Le lieutenant Pasdeloup braqua l’appareil photo sur l’homme, stabilisa le zoom, puis soudain baissa l’appareil pendu à son cou.
— Nom de Dieu, c’est Zerda !
Jibé confirma d’un imperceptible signe de la tête : il avait lui aussi reconnu le quatrième braqueur de Deauville, du moins celui qui était pressenti pour le rôle ; dans le même mouvement, il sortit du Touran banalisé, effectuant des gestes précis qu’il s’efforça de ne pas précipiter.
Le type marchait tranquillement sur le trottoir. Il fit vingt mètres et entra dans l’épicerie qui faisait le coin. Le lieutenant Lechevalier lui emboîta le pas pendant que Papy traversait la rue en direction de la pharmacie.
Une dizaine de personnes traînaient dans les rayons de la boutique. Davantage que dans les rues ou devant les administrations du quartier. Alexis Zerda, si c’était bien lui, s’était arrêté devant le rayon des bières. Lechevalier s’approcha, observant distraitement les diverses marques de rhum.
Juste avant de se mordre les lèvres de rage.
Baisés !
Alexis Zerda soulevait à hauteur de ses yeux un pack de Corona.
Les deux mains libres…
Aucune trace du sac de médicaments !
Jibé jeta un regard paniqué autour de lui. Les clients allaient et venaient. Trois faisaient la queue devant la petite caisse. A l’entrée, sur le trottoir, deux femmes se servaient directement dans les caisses de fruits.
Lechevalier s’approcha encore de Zerda, pour la forme, pour être certain qu’il ne dissimulait rien sous son cuir, mais il avait déjà compris…

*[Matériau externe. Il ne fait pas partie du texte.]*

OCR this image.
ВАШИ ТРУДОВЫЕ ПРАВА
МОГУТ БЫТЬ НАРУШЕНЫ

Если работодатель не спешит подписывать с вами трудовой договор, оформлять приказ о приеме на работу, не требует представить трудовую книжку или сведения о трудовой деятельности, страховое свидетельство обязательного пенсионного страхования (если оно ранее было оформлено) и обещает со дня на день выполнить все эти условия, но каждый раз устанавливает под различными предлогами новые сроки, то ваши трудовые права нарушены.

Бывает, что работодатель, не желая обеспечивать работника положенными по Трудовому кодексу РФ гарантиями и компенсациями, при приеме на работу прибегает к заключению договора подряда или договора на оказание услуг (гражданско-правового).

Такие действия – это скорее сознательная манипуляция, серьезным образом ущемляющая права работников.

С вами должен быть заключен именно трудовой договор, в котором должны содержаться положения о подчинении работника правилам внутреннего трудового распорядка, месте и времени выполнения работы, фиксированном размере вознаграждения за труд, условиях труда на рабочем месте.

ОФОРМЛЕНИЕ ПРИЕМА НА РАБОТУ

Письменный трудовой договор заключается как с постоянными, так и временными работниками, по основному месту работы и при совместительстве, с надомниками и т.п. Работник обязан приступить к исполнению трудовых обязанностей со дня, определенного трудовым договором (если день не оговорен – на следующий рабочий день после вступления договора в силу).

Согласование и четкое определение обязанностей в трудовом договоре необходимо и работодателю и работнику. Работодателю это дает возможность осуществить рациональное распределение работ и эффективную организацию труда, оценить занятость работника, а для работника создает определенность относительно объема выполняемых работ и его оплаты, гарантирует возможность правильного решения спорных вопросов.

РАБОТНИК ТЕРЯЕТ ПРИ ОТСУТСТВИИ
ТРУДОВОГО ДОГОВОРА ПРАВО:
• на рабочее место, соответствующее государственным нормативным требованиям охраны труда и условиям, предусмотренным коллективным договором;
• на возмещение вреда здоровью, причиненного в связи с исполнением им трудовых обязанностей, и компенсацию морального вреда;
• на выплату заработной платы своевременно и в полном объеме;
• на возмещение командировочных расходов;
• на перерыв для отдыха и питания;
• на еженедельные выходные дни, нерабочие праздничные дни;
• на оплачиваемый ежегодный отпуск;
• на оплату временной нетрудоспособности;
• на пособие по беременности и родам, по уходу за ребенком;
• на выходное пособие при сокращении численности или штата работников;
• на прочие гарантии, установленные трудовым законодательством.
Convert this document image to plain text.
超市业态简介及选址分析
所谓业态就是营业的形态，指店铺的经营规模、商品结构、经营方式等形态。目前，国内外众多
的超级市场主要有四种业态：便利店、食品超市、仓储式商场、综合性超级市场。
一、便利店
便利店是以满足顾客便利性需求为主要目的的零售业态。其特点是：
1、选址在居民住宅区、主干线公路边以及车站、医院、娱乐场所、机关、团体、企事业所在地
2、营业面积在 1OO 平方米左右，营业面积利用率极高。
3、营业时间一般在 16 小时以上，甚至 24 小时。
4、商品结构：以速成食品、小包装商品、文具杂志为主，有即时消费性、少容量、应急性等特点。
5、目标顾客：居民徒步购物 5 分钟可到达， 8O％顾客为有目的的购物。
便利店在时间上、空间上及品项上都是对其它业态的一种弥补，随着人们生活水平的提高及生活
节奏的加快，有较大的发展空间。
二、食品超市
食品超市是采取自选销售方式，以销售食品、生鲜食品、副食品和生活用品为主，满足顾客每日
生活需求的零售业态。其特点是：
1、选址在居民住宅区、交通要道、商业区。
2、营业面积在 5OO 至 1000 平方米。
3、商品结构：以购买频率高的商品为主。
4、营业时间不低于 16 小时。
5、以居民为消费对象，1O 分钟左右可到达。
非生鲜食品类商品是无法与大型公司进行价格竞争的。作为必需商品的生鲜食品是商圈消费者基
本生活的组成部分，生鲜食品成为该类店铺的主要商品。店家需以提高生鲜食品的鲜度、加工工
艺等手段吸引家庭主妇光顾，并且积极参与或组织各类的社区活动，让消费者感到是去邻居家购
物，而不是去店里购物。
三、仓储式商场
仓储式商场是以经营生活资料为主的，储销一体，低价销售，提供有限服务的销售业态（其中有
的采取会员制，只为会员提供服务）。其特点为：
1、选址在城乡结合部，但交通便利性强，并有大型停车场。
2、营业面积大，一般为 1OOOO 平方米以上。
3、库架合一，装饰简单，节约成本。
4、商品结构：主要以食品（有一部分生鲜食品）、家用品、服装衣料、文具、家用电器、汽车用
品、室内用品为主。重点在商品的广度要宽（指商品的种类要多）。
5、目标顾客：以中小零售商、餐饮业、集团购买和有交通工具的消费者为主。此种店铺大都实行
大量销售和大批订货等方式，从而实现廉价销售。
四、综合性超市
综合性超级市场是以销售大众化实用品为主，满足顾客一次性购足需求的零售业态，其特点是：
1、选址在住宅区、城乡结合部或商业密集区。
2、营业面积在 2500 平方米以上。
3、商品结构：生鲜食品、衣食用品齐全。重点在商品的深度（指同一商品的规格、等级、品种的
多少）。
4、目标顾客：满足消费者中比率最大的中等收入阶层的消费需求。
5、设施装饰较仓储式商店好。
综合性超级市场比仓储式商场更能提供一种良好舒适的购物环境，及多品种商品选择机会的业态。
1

Zerda avait confié le sac de médocs à un complice posté dans l’épicerie !
Un type ou une femme qu’ils n’avaient pas eu le temps de repérer. Ils pourraient suivre Alexis Zerda pendant des heures et des jours, comme ils le faisaient d’ailleurs en pointillé depuis des mois, il ne les mènerait pas à Soler !
Alors que le lieutenant Pasdeloup se faisait confirmer par la pharmacienne que l’homme venait de lui acheter des compresses stériles, de la Bétadine, du Coalgan et de l’adhésif Micropore, le meilleur cocktail possible disponible sans ordonnance pour soigner une plaie ouverte, Lechevalier passait derrière Zerda.
Dos contre dos, le nez collé aux pastis, Ricard, 51 et autres Berger, tournant la tête rien qu’un instant.
Identification confirmée.
Non seulement le type qui reposait les Corona à côté des Desperados ressemblait parfaitement au portrait supposé du motard anonyme de Deauville, mais, dépassant de son bonnet, une grosse boucle d’oreille argentée coupait en deux le lobe de son oreille gauche. Lorsque le lieutenant le frôla et que son cuir glissa de quelques centimètres sur son épaule, il reconnut distinctement une tête de mort tatouée sur le bas de son cou.